Another kid favorite at Gran's house is the Magnadoodle.  Almost any Sunday afternoon will find one or another of the children writing a message, drawing a picture, or playing a game of tic-tac-toe on the Magnadoodle.  Unlike an Etch-a-Sketch which requires a great amount of coordination (I am impressed with anyone who can draw even a simple picture using an Etch-a-Sketch), the Magnadoodle has a magnetic pen which "writes" on the screen.  It even has a few shaped magnets (triangle, circle, flower) that can stamp an instant design, so even the smallest child can create something.  If anything should happen to the Magnadoodle, I will make an effort to replace it because it has brought such creative fun to the children at all ages.

Then there's the block basket, filled with Duplos and wooden blocks and a few odd pieces such as a little plastic fire truck and a vintage Fisher Price Little People woman.  This is another keeper.  You just can't beat blocks for classic appeal, imaginative fun, and creative play for both genders and all ages.

Those are the basics.  These are the toys that I plan to keep available for my grandchildren, visiting children, and, maybe someday, my great-grandchildren.

I also have a shelf in my laundry room that has some children's games, puzzles, and coloring books, crayons, and markers.  These aren't kept out in the main living area, but we often will get out one game at a time or a coloring book and crayons out for a child who needs something to do.  (The older children can reach these items and know that they can help themselves.)

On the lowest shelf of the dining room book shelf are two baskets of board books that the littlest love to read or have read to them.  My mother gave Bekah a set of Nursery Rhyme board books for her first Christmas.  I have absolutely no idea how many times I have read each one of those books, but the number would be phenomenal.  Truly.

Fellow grandmothers, what "grandmother toys" do you keep at your house?

Non-grandmothers, what toys do you remember playing with at your grandmother's house? 

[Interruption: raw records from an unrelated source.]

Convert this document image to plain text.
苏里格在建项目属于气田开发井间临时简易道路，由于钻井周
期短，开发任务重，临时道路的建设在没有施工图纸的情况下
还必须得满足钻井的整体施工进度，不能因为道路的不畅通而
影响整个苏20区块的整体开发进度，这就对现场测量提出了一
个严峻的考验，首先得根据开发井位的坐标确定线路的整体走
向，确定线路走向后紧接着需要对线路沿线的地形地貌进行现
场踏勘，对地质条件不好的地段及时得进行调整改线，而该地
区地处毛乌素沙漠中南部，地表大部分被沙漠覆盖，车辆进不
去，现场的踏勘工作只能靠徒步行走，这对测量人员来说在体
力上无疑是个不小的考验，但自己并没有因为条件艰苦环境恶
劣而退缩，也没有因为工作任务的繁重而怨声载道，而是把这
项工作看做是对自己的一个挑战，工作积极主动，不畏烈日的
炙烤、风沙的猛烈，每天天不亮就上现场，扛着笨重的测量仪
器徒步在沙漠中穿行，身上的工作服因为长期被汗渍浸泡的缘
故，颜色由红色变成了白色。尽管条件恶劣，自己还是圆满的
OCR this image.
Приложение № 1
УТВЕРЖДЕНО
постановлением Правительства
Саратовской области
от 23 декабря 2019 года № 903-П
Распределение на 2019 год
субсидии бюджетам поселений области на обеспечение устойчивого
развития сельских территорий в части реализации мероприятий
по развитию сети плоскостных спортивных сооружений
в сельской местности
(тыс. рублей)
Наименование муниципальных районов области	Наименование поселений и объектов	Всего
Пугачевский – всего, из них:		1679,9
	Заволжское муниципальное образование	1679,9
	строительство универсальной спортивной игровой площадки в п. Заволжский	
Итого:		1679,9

  1. Oh thank you for the reminder about the Magnadoodle...I want to find that one. I have all the usual toys and books and games. They're everywhere and not centrally located. I need to do better with that. If one of the grands parks a toy somewhere in the living room, I leave it there so he can find it the next time. I've had a green safari jeep parked on the tv stand for months. I recently found it on top of a stack of books and thought that it must have been moved for a change, but no. Now I find that John likes to stage the little green jeep, too.

    You and your mother sound like very wise women who love their grands a whole lot.

    My grandmother saved many of my mother's things, including her paper dolls. Oh how my sister and I loved playing with those...usually the movie stars of the 30s and 40s.

  2. I'm not a grandmother, but we have a special basket of toys that we keep in the cabinet below our living room bookshelf. It is mostly assorted farm toys and a book or two. We pull it out when we have company, especially babies, so that they don't have to go far from their mamas to play.

  3. I enjoyed reading this post today, Cheryl. (We are iced in once again on a Sunday morning!) We've recently added another new grandson to the family and I am trying to clear out outgrown items like clothing and toys.
    It is hard for me to choose which will stay and which will go - I'm probably more attached than most of my children!. For sure the wooden train set and the wooden blocks stay. As do our collection of older little people.
    I also keep a basket of board books on our living room shelf :) I am working hard at letting all other things go, weeding down to a few of the best. Thank you for sharing with us, it's helped me make some decisions!